Israel and Hamas have reached agreement on a new truce, to begin Thursday, the militant organization said. The same report was carried by Egypt's MENA news agency, although Israel's government said only that "a new reality" would take hold if attacks by Palestinian militants stopped. Egyptian diplomats have been trying to broker a cease-fire, although militants were vowing revenge for an Israeli airstrike Tuesday that killed six gunmen in the Gaza Strip.

Calling France "an independent ally – a free partner," President Nicolas Sarkozy said in a televised address Tuesday that it should increase its participation in NATO. But as part of a 15-year plan for the military, he reserved the right to choose whether to send troops to any operation being conducted by the alliance and said no French soldiers would remain under NATO command in peacetime. France abandoned NATO's command structure in 1966.

Nonessential US Embassy staffers were ordered out of Chad as antigovernment rebels claimed they've seized a third town in their advance on the capital, N'Djamena. President Idriss Déby accused Sudan of sending troops to help the rebels, which could not be confirmed independently. He also alleged that the European Union protection force in Chad has "cooperated with the invaders ... and closed its eyes before the systematic massacre of civilians and refugees."

Blaring horns and banging pots and pans, thousands of people thronged the streets of Buenos Aires Monday night to protest the Argentine government's handling of a dispute with farmers over a tax increase on exports. Similar scenes took place in smaller cities as demonstrators demanded that President Cristina Fernandez resume negotiations with the farmers to find a solution to the three-month-old dispute. Pro-government groups plan to hold counterdemonstrations Wednesday.

Amid growing concern over violent crime in Japan, the Justice Ministry executed three convicted murderers Tuesday – one of them a serial killer. Prime Minister Yasuo Fukuda rejected a protest by Amnesty International, saying there was no need to abandon capital punishment. The executions came 10 days after a man in Tokyo knifed 17 people, killing seven of them. Since then, police have arrested two adults and two teenagers, each in a different city, for threatening copycat attacks.

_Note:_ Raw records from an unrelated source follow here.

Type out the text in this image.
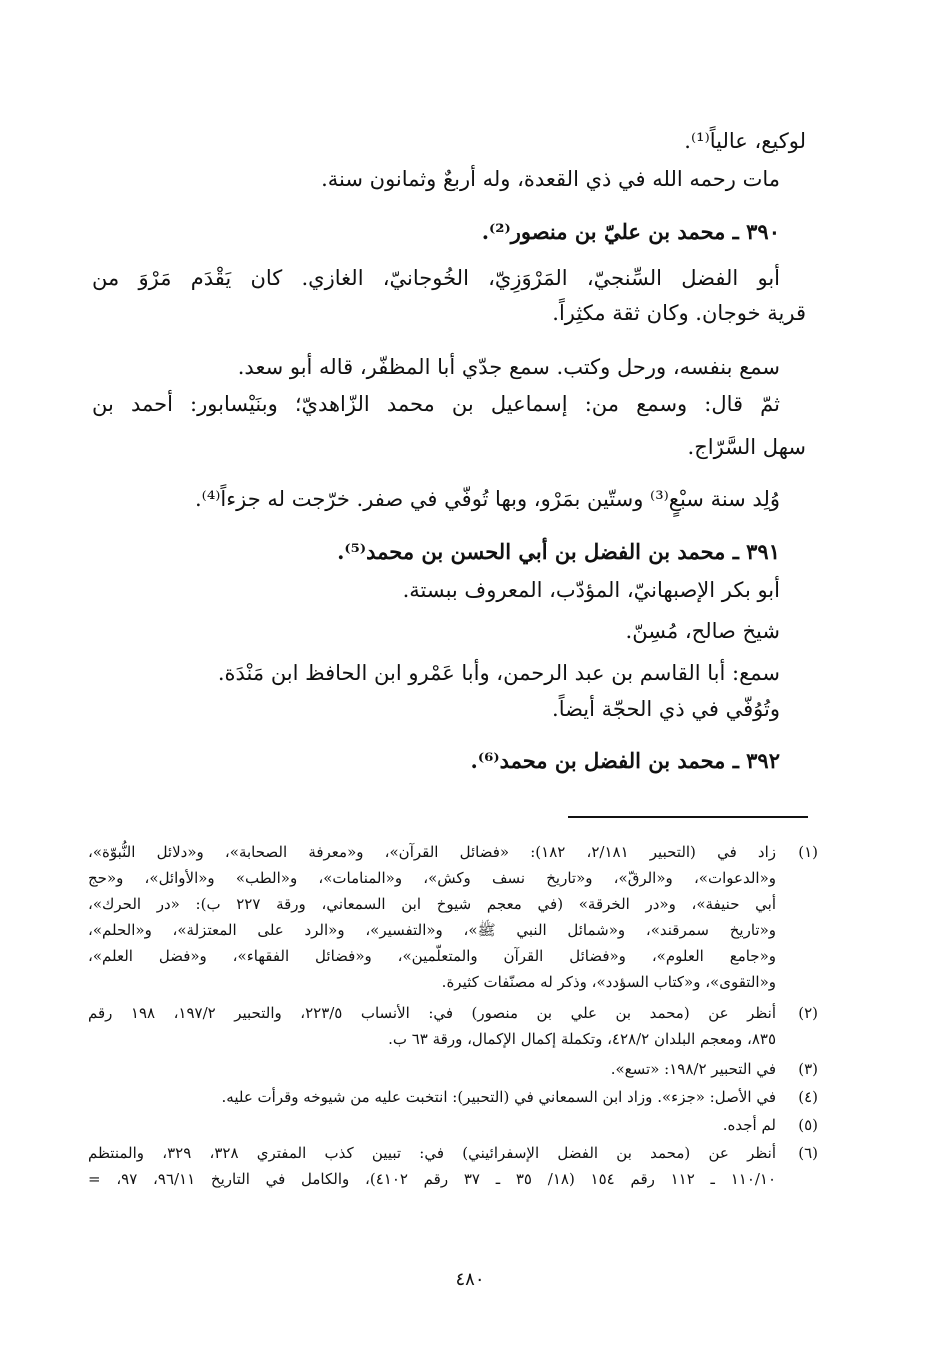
لوكيع، عالياً⁽¹⁾.
مات رحمه الله في ذي القعدة، وله أربعٌ وثمانون سنة.
٣٩٠ ـ محمد بن عليّ بن منصور⁽²⁾.
أبو الفضل السِّنجيّ، المَرْوَزِيّ، الخُوجانيّ، الغازي. كان يَقْدَم مَرْوَ من
قرية خوجان. وكان ثقة مكثِراً.
سمع بنفسه، ورحل وكتب. سمع جدّي أبا المظفّر، قاله أبو سعد.
ثمّ قال: وسمع من: إسماعيل بن محمد الزّاهديّ؛ وبنَيْسابور: أحمد بن
سهل السَّرّاج.
وُلِد سنة سبْعٍ⁽³⁾ وستّين بمَرْو، وبها تُوفّي في صفر. خرّجت له جزءاً⁽⁴⁾.
٣٩١ ـ محمد بن الفضل بن أبي الحسن بن محمد⁽⁵⁾.
أبو بكر الإصبهانيّ، المؤدّب، المعروف ببستة.
شيخ صالح، مُسِنّ.
سمع: أبا القاسم بن عبد الرحمن، وأبا عَمْرو ابن الحافظ ابن مَنْدَة.
وتُوُفّي في ذي الحجّة أيضاً.
٣٩٢ ـ محمد بن الفضل بن محمد⁽⁶⁾.
(١)
زاد في (التحبير ٢/١٨١، ١٨٢): «فضائل القرآن»، و«معرفة الصحابة»، و«دلائل النُّبوّة»،
و«الدعوات»، و«الرقّ»، و«تاريخ نسف وكش»، و«المنامات»، و«الطب» و«الأوائل»، و«حج
أبي حنيفة»، و«در الخرقة» (في معجم شيوخ ابن السمعاني، ورقة ٢٢٧ ب): «در الحرك»،
و«تاريخ سمرقند»، و«شمائل النبي ﷺ»، و«التفسير»، و«الرد على المعتزلة»، و«الحلم»،
و«جامع العلوم»، و«فضائل القرآن والمتعلّمين»، و«فضائل الفقهاء»، و«فضل العلم»،
و«التقوى»، و«كتاب السؤدد»، وذكر له مصنّفات كثيرة.
(٢)
أنظر عن (محمد بن علي بن منصور) في: الأنساب ٢٢٣/٥، والتحبير ١٩٧/٢، ١٩٨ رقم
٨٣٥، ومعجم البلدان ٤٢٨/٢، وتكملة إكمال الإكمال، ورقة ٦٣ ب.
(٣)
في التحبير ١٩٨/٢: «تسع».
(٤)
في الأصل: «جزء». وزاد ابن السمعاني في (التحبير): انتخبت عليه من شيوخه وقرأت عليه.
(٥)
لم أجده.
(٦)
أنظر عن (محمد بن الفضل الإسفرائيني) في: تبيين كذب المفتري ٣٢٨، ٣٢٩، والمنتظم
١١٠/١٠ ـ ١١٢ رقم ١٥٤ (١٨/ ٣٥ ـ ٣٧ رقم ٤١٠٢)، والكامل في التاريخ ٩٦/١١، ٩٧، =
٤٨٠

President Felipe Calderón of Mexico signed off Tuesday on a constitutional amendment to allow public, US-style trials and the presumption of innocence for defendants. Until now, trials have been held behind closed doors, with judges relying on written, rather than oral, evidence.

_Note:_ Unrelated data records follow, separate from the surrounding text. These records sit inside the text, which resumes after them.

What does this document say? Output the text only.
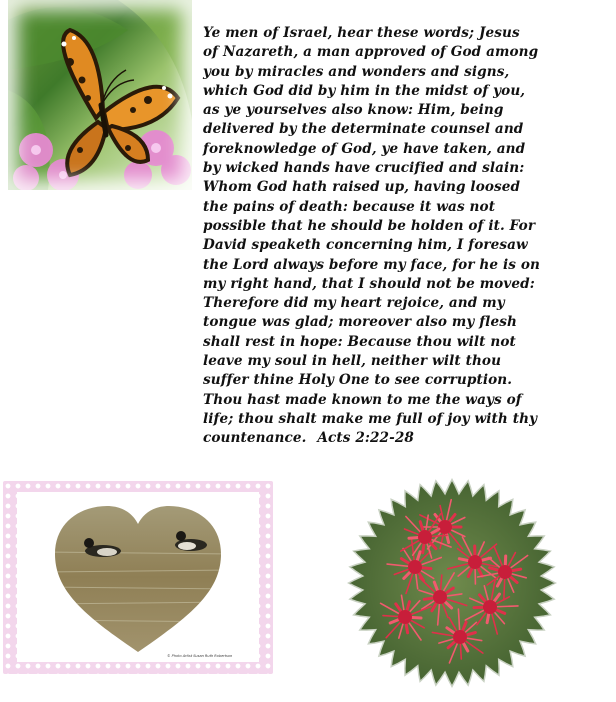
Ye men of Israel, hear these words; Jesus
of Nazareth, a man approved of God among
you by miracles and wonders and signs,
which God did by him in the midst of you,
as ye yourselves also know: Him, being
delivered by the determinate counsel and
foreknowledge of God, ye have taken, and
by wicked hands have crucified and slain:
Whom God hath raised up, having loosed
the pains of death: because it was not
possible that he should be holden of it. For
David speaketh concerning him, I foresaw
the Lord always before my face, for he is on
my right hand, that I should not be moved:
Therefore did my heart rejoice, and my
tongue was glad; moreover also my flesh
shall rest in hope: Because thou wilt not
leave my soul in hell, neither wilt thou
suffer thine Holy One to see corruption.
Thou hast made known to me the ways of
life; thou shalt make me full of joy with thy
countenance. Acts 2:22-28
© Photo Artist Susan Ruth Robertson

Only two of an estimated 150 people appear to have survived the sinking of a fishing boat carrying them from Libya to hoped-for employment in Italy, reports said Tuesday. Egypt's ambassador to Libya said he learned of the incident when he visited a countryman who'd been aboard the vessel but later was taken to jail. The boat, carrying other Egyptians, Moroccans, Bangladeshis, and Somalis, reportedly sank in the Mediterranean Sea June 7.